The benchmark KOSPI closed down 3.09 percent at 1,925.24 points. The tech-loaded KOSDAQ market plunged 4.76 percent to 647.16.
The won tumbled, closing at 1,179.9 won against the dollar, losing 29.7 won from the previous day.
Analysts said the Seoul stock market will remain weak for the time being on growing uncertainties in global financial markets.
Kim Yong-goo, an analyst at Hana Financial Investment, said that though it would take more than two years for the United Kingdom to actually leave EU, there is no change in the fact that it will leave.
“The concern was reflected in the financial market as a shock. The issue now is whether it will stabilize or expand.”
Vice Finance Minister Choi Sang-mok said that the government will take all measures to stabilize the stock and foreign exchange markets.
“We will strengthen cooperation with related ministries to block financial uncertainties from spreading to real economies including exports,” Choi said at an emergency macroeconomic and financial meeting.
“The market had expected the U.K. to remain, but as it turned out that it will leave, there will be much chaos in the U.K. and in global financial markets.”
He said that the Korean government will strengthen cooperation with international financial bodies in China and Japan to stabilize the market. He said that the first general meeting of the Asian Infrastructure Investment Bank (AIIB) to be held in Beijing on June 25 will be an opportunity for stronger coordination with major economies. The vice minister also told reporters that currency swaps between regions are being discussed.
While some analysts estimate Brexit won’t have much real effect other than psychological shock, due to the fact that the exit process will take between two and seven years, many say that the years of process means continuing uncertainties in the global economy and financial markets.
They say it can trigger another global recession through a contagion effect, pushing other countries to desert the EU.
Lee Sang-jae, an economist at Eugene Investment, said Brexit will lead to financial uncertainties in vulnerable countries and currency wars.
“The contraction of the eurozone economy is inevitable when considering the negative shock on risky assets. Its contraction means a slowdown of the Chinese economy, which has huge trade with the region. It will then lead to recessions in emerging economies.”
He also pointed out that Greece’s default risk, which began in May 2010, continued for two years. It led to recession and fiscal and financial risks in the eurozone as well as quantitative easing in developed economies. “The Brexit issue will continue plaguing economic and financial markets for two to seven years. Of course, the shock will decrease as time goes on, but global financial markets will face frequent shocks.”
Analysts say it will have significant negative impact on Korea in the long term as well.
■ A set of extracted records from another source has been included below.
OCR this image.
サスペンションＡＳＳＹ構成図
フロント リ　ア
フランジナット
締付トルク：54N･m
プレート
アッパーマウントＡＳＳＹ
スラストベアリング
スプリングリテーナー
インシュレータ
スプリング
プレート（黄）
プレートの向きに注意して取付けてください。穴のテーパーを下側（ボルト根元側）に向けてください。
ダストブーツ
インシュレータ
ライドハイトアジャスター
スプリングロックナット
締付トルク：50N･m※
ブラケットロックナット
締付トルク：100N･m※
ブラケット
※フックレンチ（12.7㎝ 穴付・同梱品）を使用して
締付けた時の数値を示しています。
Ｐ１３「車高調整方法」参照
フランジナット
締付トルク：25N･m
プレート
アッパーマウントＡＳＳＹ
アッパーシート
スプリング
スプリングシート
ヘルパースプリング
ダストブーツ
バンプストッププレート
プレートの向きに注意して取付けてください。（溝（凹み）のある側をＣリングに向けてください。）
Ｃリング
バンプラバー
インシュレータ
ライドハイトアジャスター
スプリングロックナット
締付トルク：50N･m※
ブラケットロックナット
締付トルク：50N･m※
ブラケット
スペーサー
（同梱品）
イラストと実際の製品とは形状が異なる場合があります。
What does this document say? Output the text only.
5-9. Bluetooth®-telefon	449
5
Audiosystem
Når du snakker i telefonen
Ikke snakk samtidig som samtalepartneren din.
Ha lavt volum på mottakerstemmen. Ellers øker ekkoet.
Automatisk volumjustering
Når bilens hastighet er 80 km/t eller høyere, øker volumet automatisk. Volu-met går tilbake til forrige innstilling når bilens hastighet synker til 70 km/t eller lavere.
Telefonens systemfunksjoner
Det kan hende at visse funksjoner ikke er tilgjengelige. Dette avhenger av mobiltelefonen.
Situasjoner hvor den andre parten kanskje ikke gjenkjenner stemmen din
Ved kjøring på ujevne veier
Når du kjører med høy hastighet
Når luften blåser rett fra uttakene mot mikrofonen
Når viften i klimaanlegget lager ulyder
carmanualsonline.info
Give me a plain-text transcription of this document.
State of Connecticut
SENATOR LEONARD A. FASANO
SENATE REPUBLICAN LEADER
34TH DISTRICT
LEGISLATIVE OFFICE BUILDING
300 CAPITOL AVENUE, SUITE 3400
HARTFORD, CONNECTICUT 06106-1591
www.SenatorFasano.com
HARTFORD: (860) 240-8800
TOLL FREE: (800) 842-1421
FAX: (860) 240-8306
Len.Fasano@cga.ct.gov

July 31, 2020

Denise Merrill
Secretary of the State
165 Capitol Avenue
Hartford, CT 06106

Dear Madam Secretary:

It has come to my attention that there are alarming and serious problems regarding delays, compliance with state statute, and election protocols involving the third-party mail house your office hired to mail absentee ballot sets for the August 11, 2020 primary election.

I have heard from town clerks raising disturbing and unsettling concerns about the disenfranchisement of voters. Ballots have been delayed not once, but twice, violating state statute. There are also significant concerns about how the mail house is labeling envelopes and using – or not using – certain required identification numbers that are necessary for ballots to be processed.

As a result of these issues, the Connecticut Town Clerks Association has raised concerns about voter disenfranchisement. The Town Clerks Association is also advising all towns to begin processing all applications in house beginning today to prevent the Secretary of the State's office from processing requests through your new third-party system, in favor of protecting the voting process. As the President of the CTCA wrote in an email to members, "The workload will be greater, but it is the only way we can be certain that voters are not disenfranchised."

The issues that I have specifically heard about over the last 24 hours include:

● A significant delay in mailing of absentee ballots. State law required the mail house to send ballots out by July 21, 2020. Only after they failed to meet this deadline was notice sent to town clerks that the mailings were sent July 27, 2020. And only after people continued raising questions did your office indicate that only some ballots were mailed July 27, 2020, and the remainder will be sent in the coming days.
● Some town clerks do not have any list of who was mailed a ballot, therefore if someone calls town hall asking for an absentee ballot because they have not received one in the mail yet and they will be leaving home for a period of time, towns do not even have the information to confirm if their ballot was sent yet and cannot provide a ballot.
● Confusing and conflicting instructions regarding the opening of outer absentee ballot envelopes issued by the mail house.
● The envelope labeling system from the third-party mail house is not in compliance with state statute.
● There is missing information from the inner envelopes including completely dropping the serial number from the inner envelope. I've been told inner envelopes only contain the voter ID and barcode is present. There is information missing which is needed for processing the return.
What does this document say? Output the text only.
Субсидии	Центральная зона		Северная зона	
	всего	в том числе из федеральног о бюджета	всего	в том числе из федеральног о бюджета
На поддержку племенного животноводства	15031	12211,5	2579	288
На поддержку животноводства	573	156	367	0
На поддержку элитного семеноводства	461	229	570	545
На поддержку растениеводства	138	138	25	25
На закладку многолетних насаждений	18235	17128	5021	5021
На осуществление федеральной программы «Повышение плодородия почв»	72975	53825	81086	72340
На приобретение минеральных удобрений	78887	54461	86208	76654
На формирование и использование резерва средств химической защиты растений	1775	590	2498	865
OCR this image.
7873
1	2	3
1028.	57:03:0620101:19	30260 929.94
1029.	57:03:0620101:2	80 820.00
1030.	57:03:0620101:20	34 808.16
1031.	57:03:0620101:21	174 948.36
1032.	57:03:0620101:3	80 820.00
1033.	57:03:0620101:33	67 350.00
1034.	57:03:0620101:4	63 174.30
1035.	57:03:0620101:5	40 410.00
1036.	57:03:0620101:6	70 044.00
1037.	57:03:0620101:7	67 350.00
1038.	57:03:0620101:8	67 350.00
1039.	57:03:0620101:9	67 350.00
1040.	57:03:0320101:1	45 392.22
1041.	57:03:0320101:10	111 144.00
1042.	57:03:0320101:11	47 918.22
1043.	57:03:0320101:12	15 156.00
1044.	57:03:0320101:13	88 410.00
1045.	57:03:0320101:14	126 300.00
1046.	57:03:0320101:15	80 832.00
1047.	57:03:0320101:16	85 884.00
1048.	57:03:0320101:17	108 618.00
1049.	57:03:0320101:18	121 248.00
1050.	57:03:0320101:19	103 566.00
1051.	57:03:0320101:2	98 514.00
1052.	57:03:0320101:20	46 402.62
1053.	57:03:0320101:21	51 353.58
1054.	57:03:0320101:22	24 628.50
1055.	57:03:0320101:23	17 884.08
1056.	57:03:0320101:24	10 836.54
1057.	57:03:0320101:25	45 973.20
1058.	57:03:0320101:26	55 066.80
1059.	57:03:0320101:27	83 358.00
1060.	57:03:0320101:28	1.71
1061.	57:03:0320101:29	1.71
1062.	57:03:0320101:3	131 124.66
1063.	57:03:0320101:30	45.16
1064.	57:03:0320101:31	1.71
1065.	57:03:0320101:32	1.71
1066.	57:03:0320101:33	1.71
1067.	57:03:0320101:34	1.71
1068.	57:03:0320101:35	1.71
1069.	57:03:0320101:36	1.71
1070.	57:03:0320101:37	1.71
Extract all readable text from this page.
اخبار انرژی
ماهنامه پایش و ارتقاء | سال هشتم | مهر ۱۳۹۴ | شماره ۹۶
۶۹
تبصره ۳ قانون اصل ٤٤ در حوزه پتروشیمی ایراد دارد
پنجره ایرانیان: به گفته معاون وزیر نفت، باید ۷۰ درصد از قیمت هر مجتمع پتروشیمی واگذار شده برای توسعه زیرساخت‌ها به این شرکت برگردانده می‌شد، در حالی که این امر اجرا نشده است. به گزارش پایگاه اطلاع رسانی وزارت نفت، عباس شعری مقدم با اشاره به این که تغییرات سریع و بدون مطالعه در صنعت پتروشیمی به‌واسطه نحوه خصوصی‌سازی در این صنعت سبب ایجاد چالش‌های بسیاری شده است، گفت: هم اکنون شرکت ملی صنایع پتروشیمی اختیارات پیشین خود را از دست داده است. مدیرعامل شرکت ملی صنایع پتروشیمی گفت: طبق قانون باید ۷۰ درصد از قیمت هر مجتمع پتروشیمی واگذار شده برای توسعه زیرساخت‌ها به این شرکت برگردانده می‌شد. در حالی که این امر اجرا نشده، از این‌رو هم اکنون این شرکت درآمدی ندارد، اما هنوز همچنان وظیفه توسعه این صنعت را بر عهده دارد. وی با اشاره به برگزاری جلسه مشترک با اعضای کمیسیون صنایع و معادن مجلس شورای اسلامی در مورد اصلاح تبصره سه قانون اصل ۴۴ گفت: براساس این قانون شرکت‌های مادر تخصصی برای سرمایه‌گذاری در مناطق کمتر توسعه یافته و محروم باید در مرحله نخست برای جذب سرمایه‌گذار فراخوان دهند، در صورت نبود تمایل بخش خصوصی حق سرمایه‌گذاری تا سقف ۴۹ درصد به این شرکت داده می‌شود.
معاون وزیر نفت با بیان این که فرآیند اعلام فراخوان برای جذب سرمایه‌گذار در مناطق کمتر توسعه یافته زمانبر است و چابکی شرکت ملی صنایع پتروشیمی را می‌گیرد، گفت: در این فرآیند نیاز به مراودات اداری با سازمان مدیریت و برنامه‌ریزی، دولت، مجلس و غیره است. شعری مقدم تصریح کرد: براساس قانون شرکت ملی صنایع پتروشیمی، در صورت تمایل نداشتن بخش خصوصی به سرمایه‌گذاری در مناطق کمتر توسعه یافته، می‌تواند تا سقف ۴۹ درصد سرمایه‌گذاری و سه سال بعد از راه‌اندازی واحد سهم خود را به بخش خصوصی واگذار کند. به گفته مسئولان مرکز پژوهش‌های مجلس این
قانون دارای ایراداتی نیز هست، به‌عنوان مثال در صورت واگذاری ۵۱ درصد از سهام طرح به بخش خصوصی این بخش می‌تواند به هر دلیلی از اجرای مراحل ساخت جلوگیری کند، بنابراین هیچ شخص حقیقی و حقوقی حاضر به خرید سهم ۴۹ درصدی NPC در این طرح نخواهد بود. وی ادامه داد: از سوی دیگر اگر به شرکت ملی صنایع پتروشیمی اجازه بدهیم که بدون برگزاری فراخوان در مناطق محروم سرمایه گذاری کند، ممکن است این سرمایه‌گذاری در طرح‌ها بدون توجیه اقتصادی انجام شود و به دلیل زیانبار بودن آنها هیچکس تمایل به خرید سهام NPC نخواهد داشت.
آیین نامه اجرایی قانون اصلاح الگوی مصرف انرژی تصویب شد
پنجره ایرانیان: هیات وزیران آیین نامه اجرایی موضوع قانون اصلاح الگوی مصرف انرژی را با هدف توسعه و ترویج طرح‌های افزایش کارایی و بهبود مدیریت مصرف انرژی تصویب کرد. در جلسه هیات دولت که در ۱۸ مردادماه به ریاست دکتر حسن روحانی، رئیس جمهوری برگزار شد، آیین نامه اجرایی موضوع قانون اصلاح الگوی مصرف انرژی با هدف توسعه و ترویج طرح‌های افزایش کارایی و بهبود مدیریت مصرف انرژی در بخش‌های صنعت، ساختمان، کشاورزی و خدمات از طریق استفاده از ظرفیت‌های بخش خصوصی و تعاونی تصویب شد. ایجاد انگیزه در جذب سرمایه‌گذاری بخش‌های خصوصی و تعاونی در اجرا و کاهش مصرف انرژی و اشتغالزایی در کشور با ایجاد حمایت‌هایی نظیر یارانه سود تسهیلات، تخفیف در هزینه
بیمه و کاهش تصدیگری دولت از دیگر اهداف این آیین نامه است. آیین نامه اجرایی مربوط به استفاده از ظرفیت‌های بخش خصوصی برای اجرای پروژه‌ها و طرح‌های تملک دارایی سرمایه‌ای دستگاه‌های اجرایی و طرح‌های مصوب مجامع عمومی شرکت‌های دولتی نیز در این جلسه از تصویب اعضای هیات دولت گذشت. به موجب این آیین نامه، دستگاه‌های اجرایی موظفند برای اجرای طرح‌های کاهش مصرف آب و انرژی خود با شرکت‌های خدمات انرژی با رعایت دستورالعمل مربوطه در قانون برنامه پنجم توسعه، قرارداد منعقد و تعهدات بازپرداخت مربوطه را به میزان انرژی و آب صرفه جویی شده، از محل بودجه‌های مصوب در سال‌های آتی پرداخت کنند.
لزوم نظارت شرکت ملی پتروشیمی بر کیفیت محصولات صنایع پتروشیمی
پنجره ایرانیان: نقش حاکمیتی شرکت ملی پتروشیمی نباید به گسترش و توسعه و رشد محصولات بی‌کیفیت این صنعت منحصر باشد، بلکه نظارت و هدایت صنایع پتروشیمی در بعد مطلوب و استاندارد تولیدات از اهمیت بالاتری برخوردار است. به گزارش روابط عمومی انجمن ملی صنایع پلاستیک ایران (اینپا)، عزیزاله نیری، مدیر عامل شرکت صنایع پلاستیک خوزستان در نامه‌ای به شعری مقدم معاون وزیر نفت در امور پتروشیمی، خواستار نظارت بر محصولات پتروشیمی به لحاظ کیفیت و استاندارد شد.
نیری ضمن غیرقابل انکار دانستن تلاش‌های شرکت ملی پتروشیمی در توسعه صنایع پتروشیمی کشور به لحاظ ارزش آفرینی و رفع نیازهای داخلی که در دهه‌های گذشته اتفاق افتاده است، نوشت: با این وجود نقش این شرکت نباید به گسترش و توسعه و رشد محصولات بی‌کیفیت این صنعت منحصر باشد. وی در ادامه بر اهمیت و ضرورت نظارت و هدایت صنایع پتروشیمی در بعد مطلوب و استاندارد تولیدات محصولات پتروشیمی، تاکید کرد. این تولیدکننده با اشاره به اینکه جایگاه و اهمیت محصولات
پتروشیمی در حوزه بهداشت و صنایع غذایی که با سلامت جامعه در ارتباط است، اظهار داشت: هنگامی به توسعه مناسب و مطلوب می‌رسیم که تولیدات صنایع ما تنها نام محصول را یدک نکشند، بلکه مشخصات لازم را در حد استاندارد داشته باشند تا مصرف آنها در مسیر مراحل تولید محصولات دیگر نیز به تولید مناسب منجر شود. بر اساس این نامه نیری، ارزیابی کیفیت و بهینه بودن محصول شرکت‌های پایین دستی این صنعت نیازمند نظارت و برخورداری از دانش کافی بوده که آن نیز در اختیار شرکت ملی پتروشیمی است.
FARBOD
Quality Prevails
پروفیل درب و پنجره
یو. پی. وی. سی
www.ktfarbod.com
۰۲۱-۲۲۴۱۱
“The pound lost around 10 percent. The euro will weaken and the dollar will strengthen. The Korean won will dip in value,” Kim said.
“This could be good for exports in terms of price competitiveness, but it also reflects that the global economy and the financial market face tough conditions. Brexit means serious trouble to trade within the eurozone, and the worsening trade conditions in developed markets are of course bad for Korea.”
Oh Jung-geun, a professor at Konkuk University, showed concern over the exodus of funds. “In financial markets, the U.K. investment in Korea amounts to $30 billion. With the weakening of the Korean currency, some of the funds may flow out of Korea seeking safety assets,” he said.